Our Veterans suggests that the federal government's commitment to veterans has never been completely reliable. Just two years after the establishment of the Veterans Administration in 1930, vets made destitute by the Great Depression joined the Bonus Army and marched on Washington demanding relief. They were routed by federal troops. During World War II, anxious to avoid a replay of the Bonus March, Congress passed the G.I. Bill, assuring that returning vets would have access to government-subsidized college tuition and low-interest housing loans. A network of hospitals and outpatient treatment facilities was established, eventually evolving into the Veterans’ Health Administration (VHA).
The VHA “delivers care that is more integrated, more coordinated, and of higher quality and lower cost than any other health care system in America” (p. 18). It trains 70 percent of the nation's medical residents, has done pathbreaking research, and provided indispensable backup for overtaxed civilian hospitals during the COVID-19 pandemic. Its doctors, unlike most private sector physicians, have the expertise and experience to handle the complexities of combat-related illnesses like PTSD and traumatic brain injury, all too common among Iraq war vets.

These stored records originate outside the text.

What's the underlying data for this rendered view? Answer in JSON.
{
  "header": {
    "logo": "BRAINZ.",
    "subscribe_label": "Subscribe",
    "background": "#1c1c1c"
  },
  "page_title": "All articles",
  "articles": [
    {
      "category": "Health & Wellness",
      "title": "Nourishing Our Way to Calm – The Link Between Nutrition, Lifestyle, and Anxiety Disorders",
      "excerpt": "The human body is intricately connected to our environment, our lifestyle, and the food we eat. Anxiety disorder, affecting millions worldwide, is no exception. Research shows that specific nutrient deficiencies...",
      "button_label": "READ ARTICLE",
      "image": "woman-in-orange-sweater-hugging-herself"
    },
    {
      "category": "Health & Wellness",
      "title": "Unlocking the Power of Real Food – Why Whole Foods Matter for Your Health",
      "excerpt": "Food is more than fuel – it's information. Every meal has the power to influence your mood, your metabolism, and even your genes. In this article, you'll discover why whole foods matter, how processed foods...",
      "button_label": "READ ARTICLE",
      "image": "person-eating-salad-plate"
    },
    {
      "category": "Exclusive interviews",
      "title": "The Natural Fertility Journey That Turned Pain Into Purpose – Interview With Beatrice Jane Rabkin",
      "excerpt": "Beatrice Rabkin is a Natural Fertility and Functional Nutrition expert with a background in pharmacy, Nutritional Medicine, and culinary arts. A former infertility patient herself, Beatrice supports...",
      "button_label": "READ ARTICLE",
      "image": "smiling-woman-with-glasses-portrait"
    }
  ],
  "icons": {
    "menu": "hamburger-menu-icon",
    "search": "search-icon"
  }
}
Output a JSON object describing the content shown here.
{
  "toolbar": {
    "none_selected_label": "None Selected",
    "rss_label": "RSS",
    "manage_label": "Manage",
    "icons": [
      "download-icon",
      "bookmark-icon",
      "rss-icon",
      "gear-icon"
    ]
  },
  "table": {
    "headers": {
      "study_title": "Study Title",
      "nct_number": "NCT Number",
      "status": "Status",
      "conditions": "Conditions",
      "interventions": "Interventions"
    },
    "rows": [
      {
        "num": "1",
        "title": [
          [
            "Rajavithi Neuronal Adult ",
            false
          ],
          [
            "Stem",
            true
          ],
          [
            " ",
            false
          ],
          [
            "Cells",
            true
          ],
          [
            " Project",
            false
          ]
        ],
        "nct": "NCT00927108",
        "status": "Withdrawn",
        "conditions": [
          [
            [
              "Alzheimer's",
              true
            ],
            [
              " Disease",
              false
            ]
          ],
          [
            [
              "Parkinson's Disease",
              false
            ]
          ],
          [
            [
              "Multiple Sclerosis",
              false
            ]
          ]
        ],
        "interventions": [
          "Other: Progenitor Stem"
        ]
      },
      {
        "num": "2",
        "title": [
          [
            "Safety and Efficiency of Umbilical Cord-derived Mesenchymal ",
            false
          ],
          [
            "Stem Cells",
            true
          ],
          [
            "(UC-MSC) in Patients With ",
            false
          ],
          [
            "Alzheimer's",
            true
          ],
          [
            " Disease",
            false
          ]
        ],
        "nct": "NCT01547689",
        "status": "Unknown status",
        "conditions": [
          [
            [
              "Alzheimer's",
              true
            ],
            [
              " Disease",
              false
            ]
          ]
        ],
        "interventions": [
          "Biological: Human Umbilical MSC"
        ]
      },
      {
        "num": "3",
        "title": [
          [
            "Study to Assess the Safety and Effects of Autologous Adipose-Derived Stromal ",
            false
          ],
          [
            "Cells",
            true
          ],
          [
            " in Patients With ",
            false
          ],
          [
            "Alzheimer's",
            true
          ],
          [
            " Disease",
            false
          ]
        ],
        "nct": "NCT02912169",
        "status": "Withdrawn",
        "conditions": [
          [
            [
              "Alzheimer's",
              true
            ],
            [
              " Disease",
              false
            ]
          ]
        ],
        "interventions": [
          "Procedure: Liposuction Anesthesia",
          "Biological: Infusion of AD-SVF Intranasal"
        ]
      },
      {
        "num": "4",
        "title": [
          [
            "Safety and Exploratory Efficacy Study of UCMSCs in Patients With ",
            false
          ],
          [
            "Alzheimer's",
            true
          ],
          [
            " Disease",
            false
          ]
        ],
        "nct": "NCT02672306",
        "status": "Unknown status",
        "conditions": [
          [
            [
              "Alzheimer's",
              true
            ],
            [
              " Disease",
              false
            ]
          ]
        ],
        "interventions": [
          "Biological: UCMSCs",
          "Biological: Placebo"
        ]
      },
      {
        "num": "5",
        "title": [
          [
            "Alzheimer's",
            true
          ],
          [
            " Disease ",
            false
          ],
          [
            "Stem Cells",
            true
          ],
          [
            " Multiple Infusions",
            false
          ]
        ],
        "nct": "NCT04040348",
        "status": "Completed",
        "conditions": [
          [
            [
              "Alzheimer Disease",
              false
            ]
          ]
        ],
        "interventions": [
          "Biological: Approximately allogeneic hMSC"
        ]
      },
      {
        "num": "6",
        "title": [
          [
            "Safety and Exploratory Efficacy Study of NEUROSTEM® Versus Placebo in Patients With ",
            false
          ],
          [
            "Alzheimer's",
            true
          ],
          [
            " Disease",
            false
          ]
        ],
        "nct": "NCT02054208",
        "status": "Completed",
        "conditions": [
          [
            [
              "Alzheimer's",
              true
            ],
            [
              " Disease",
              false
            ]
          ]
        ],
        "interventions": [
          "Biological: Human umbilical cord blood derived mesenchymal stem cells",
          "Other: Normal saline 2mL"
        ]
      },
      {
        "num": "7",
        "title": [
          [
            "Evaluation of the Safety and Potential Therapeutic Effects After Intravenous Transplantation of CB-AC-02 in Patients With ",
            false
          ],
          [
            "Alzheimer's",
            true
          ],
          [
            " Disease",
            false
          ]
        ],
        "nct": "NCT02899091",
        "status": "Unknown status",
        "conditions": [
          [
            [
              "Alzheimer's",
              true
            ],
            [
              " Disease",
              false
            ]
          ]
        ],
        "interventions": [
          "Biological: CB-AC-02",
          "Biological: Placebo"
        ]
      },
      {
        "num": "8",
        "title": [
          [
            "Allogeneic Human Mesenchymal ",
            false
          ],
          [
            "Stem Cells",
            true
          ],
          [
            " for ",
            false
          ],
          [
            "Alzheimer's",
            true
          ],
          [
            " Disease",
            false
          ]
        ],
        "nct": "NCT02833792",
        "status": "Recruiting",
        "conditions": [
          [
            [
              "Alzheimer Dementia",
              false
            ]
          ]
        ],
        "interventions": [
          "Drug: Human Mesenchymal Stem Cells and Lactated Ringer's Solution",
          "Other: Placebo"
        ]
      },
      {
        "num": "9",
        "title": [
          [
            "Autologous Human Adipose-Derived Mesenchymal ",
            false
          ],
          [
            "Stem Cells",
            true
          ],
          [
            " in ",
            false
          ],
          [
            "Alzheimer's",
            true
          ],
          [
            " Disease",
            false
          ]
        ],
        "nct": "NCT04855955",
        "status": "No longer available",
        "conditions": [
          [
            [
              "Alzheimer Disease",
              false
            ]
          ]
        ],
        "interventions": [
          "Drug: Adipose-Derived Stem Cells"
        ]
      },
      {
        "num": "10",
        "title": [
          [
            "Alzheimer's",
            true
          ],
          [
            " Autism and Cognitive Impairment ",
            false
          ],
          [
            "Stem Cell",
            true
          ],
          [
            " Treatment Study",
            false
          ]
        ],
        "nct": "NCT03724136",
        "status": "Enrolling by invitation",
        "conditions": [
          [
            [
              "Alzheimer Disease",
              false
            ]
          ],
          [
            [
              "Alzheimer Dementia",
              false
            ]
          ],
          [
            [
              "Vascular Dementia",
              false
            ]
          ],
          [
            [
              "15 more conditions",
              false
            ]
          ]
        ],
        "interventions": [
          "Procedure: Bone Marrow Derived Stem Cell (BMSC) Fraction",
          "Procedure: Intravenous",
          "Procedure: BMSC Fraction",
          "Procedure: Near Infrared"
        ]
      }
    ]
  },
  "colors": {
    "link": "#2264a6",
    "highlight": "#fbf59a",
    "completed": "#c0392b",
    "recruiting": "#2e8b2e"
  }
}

For all the VHA's strengths, the willingness of Congress to fund it has not kept pace with need. Facilities are closing, staffing vacancies go unfilled, vets cannot get timely appointments, and the Veteran Benefits Administration that approves claims has a growing backlog. In response, politicians invoking the rhetoric of “free choice” have outsourced care, creating “a potential bonanza for private healthcare interests” (p. 129). A 2014 law “diverted nearly $10 billion from the VHA to private sector hospitals, doctors, and administrators, while letting in-house services suffer” (p. 168). Seven years later, outsourced care accounted for 20 percent of the VHA's clinical budget. However, access remains problematic, and there is a disturbing pattern of overcharging by private providers.
This profiteering is not confined to medical care. For-profit diploma mills suck up 40 percent of the tuition subsidies offered under the GI Bill and often leave vets without marketable skills. Young people recruited into the military straight out of high school are often financially illiterate, making them easy prey for payday lenders. Many recruits reenlist to pay off their debts. Yet military pay, while secure, is so low that 750,000 military families qualify for food stamps.
Who speaks for vets? Traditional veterans’ groups like the American Legion were often used to further a right-wing political agenda, but at least they were member organizations. As the older generation of vets dies off, old-line advocacy groups are being supplanted by the likes of the Koch-funded Concerned Veterans of America, which advocates replacing the VHA with vouchers for private care. Described by the authors as “a case study in corporate-based astroturfing,” CVA “has no grassroots infrastructure, in the form of posts or chapters. Its national leadership and staff have no accountability” to a membership (p. 123). What it has is money and influence in Washington.
Our Veterans is exhaustively researched and rich in detail—so detailed that its polemical force is somewhat lessened. But its underlying message could not be clearer: this is a class issue, part of a larger assault on public services in the name of private profit.